Saturday, August 13, 2016

More on being a Marsh-wiggle

Yesterday I wrote of the call to a kind of solitude in prayer and openness to the Spirit leading to “mov[ing] deeper into the saltmarsh of the spirit, closer to the edge of the last sea…”

I’m aware of some ambiguity here. Am I suggesting a life of physical solitude, moving away from marriage, and the companionship of Friends, to a distant shed or cabin in the woods, as some, notably Thomas Merton and Brother Ramon SSF, have done? Catherine Doherty wrote of a poustinia in the marketplace: a hermitage set among city streets, with some kind of an outreach, an “apostolate” in the Roman Catholic terminology. Is that what’s involved?

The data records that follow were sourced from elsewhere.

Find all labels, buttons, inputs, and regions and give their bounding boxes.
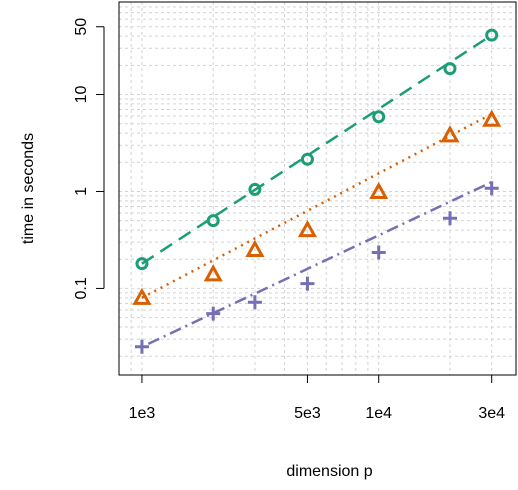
data-point-series-1-circle (372, 110, 386, 124)
fit-line-series-3 (141, 180, 493, 348)
y-tick-label: 10 (73, 86, 90, 104)
data-point-series-3-plus (484, 181, 499, 196)
data-point-series-2-triangle (297, 219, 317, 238)
data-point-series-3-plus (134, 339, 149, 354)
data-point-series-3-plus (371, 245, 386, 260)
data-point-series-1-circle (300, 152, 314, 166)
x-tick-label: 5e3 (294, 405, 321, 422)
axes: 1e3 5e3 1e4 3e4 0.1 1 10 50 (73, 18, 505, 422)
data-point-series-2-triangle (369, 181, 389, 200)
data-point-series-3-plus (300, 276, 315, 291)
data-point-series-2-triangle (203, 264, 223, 282)
fit-line-series-1 (141, 34, 493, 265)
data-point-series-3-plus (247, 295, 262, 310)
y-axis-title: time in seconds (20, 133, 37, 244)
data-point-series-2-triangle (440, 125, 460, 143)
x-tick-label: 1e4 (365, 405, 392, 422)
fit-lines (141, 34, 493, 348)
data-point-series-2-triangle (245, 239, 265, 257)
data-point-series-1-circle (206, 214, 220, 228)
x-tick-label: 3e4 (478, 405, 505, 422)
data-point-series-1-circle (443, 62, 457, 76)
y-tick-label: 1 (73, 187, 90, 196)
data-point-series-3-plus (206, 306, 221, 321)
data-point-series-1-circle (485, 28, 499, 42)
data-point-series-2-triangle (132, 287, 152, 305)
data-point-series-2-triangle (482, 109, 502, 127)
fit-line-series-2 (141, 112, 493, 299)
data-markers (132, 28, 502, 354)
x-axis-title: dimension p (286, 463, 372, 480)
y-tick-label: 50 (73, 18, 90, 36)
y-tick-label: 0.1 (73, 277, 90, 299)
data-point-series-1-circle (135, 257, 149, 271)
x-tick-label: 1e3 (129, 405, 156, 422)
data-point-series-3-plus (442, 211, 457, 226)
plot-frame (118, 1, 517, 376)
data-point-series-1-circle (248, 182, 262, 196)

I have asked myself these questions for many years, and the answer seems gradually to be emerging in a way simpler and stranger than I had imagined.

Eve Baker writes:
The desert to which the solitary is called is not a place, but something that must be there below the surface of ordinary human existence. It is nowhere, a place of thirst after God…
The disciplines of solitude will be different for everyone. Maintaining an inner cell of quiet will be a greater struggle for the person with family obligations or for those whose life involves working closely with other people… It is like having a compass in one’s hand, pointing to the true north. The busyness of life will swing the needle, but it will return again to the same direction.
I have found myself with very few family obligations, and since taking early retirement after an accident, few definite obligations to other people. But my heart is easily divided, and I far too readily fall into old patterns of treating contemplation as raids into the unknown in search of material. I have been a poet, and an improvising, occasionally composing musician; it is hard to break habits developed over many years

For me, I am coming to believe, there has to be a pattern of a very interior asceticism. As Baker writes, “Dramatic gestures are easy, simple faithfulness requires more effort.” It may be that I have to some degree to restrict my involvement in the busyness of Quaker life. Certainly I must be extremely careful of unthinking creative commitments!

Eve Baker again:
Prayer is not so much a matter of specific occasions, forms, words, but a constant orientation towards God which becomes habitual. This is the hidden life which goes on inside the external one which differs little from any other human life except for the hidden search for solitude, silence and simplicity…
I am beginning to find, all over again, the essence of the tax collector’s prayer in Luke 18.13-14, “God be merciful to me, a sinner!” The more transparent one’s life becomes to the light, the more that light shows the stains, the broken edges of the heart. This is a very ordinary thing, not at all arcane. Certainly it is nothing to take credit for. The light is what it is; gradually one is laid open, that’s all, and the thing is not to take the offered baits of distraction and easy solace among familiar or shiny things.

There’s a lot I don’t understand; but the saltmarsh of the spirit lies wide along the horizon, and the wind from the sea carries the clean scent of distance.